Transmediale Exhibition to Conclude Year-Long Program on Refusal
The year-long edition of transmediale 2021–22 is soon to be concluded with two final events—an exhibition and a symposium. Unfolding with the finale are two new thematic strands relating to refusal as the central interest of the festival’s 34th edition. In addition to the previously examined topics of friction, scale and entanglement, transmediale rounds up its extensive mapping of potentials and limitations of refusal as a collective political strategy against the status quo, by inquiring into its connections to belief and compromise.
While digital technologies proliferate fake news and exacerbate the obscuring of evidence and reasoning, transmediale considers how refusal can take hold in the deeply personal and subjective realm of belief. As a means of upholding values and creating futures, belief is observed not just as something to be disrupted by refusal, but also as the force that can instigate it.

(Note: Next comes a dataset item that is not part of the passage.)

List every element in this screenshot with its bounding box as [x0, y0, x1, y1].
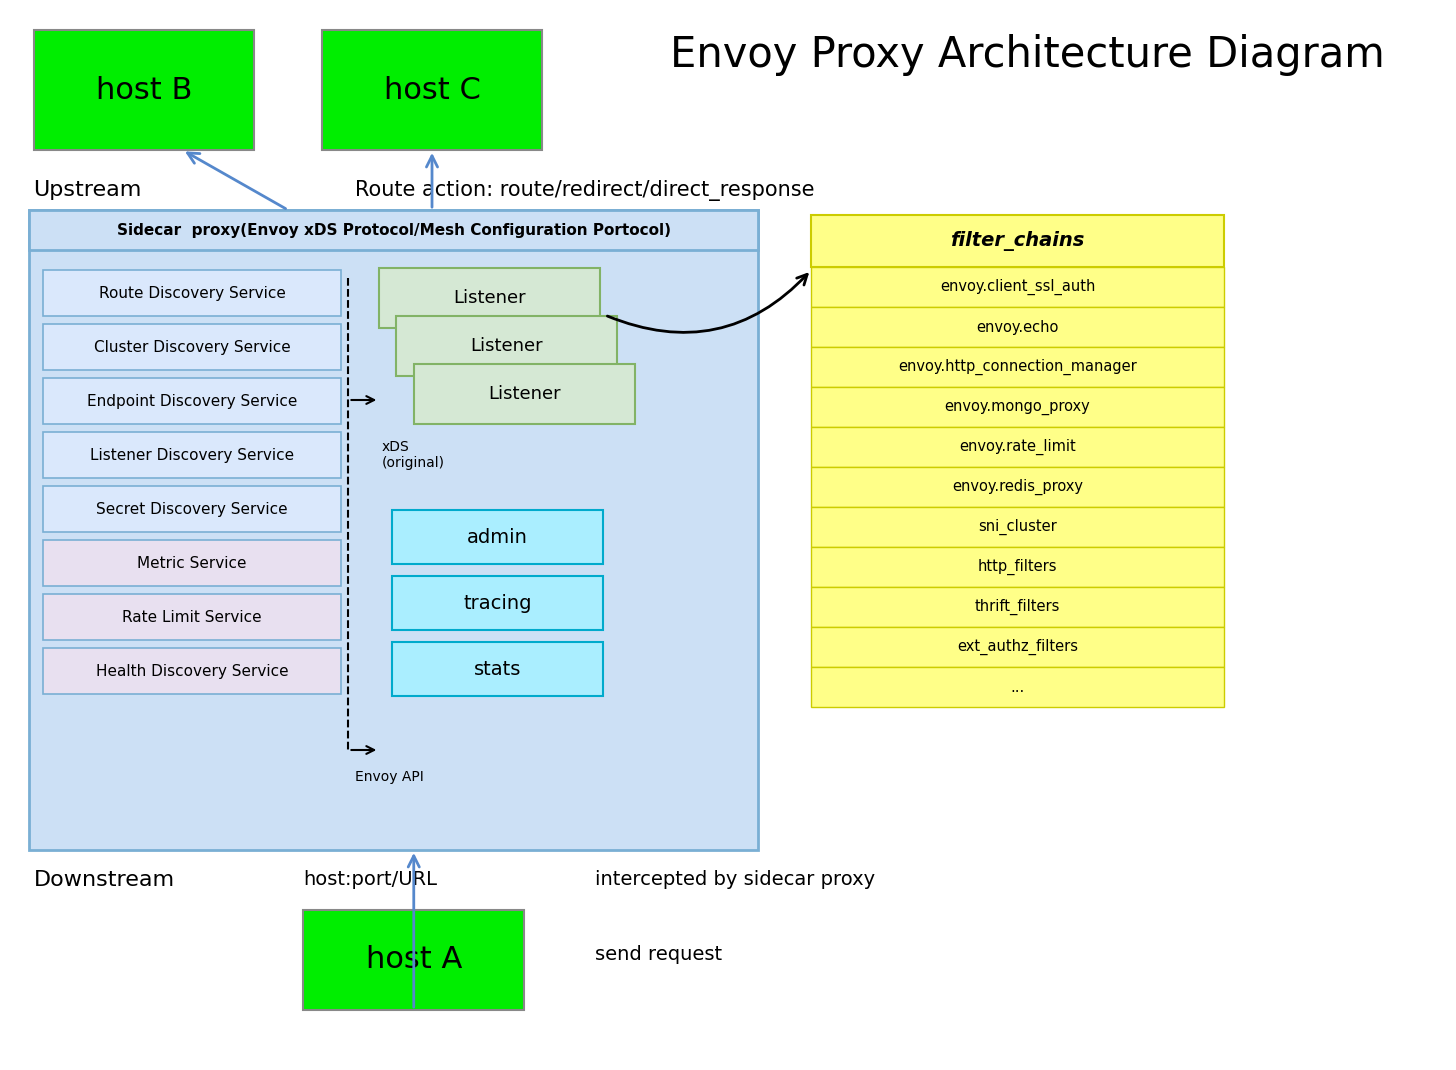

In the process of rejection of old systems and relations, compromise arises as a step towards a restructuring rather than an ending. However, the shared values and obligations that are required can cause tensions and frictions. transmediale then asks—how to negotiate such bad relations? And how to utilize refusal for new configurations and imaginaries of social and political relations?
Under the title ‘abandon all hope ye who enter here’—which takes inspiration from Dante’s ‘Inferno’—transmediale’s group exhibition, curated by Lorena Juan and Nora O Murchú, launches on January 26th at Akademie der Künste and digitally via guided video calls. Through the works of nine artists and collectives—Tianzhuo Chen, Constant Dullaart, Ibiye Camp, Annex, Cihad Caner, Lo-Def Film Factory, The Underground Division, Stine Deja and Alaa Mansour—it is set to display obscured realities and failed promises of our techno-solutionist culture and show what refusal can look like in a computationally altered world. Problematizing our attachment to technology that remains steady even as deteriorating social, economic and environmental conditions eclipse our techno-optimism, the exhibition asks: how can we refuse the technological hellscape of our own making?
The two-day symposium titled ‘This is Not Anarchy, This is Chaos’ further builds on these ideas in a series of live-streamed talks, lectures and films featuring artists, theorists and activists who exercise refusal of technological delusions through their work. Revolving around the festival’s focus on belief and compromise, DAY 1 will draw attention to how desire and fantasy drive computational damage and fracture collective reasoning, followed by examinations of economic values leveraged to generate compromise, scarcity and debt on DAY 2.
With this, transmediale 2021–22 will complete a year of rigorous reckoning with technology’s grip on the world and its possible futures. Together with the diverse program that preceded it, the final exhibition and symposium will offer exciting insights and ideas on the material, technological and cultural aspects of refusal by some of the leading authorities on digital art and culture.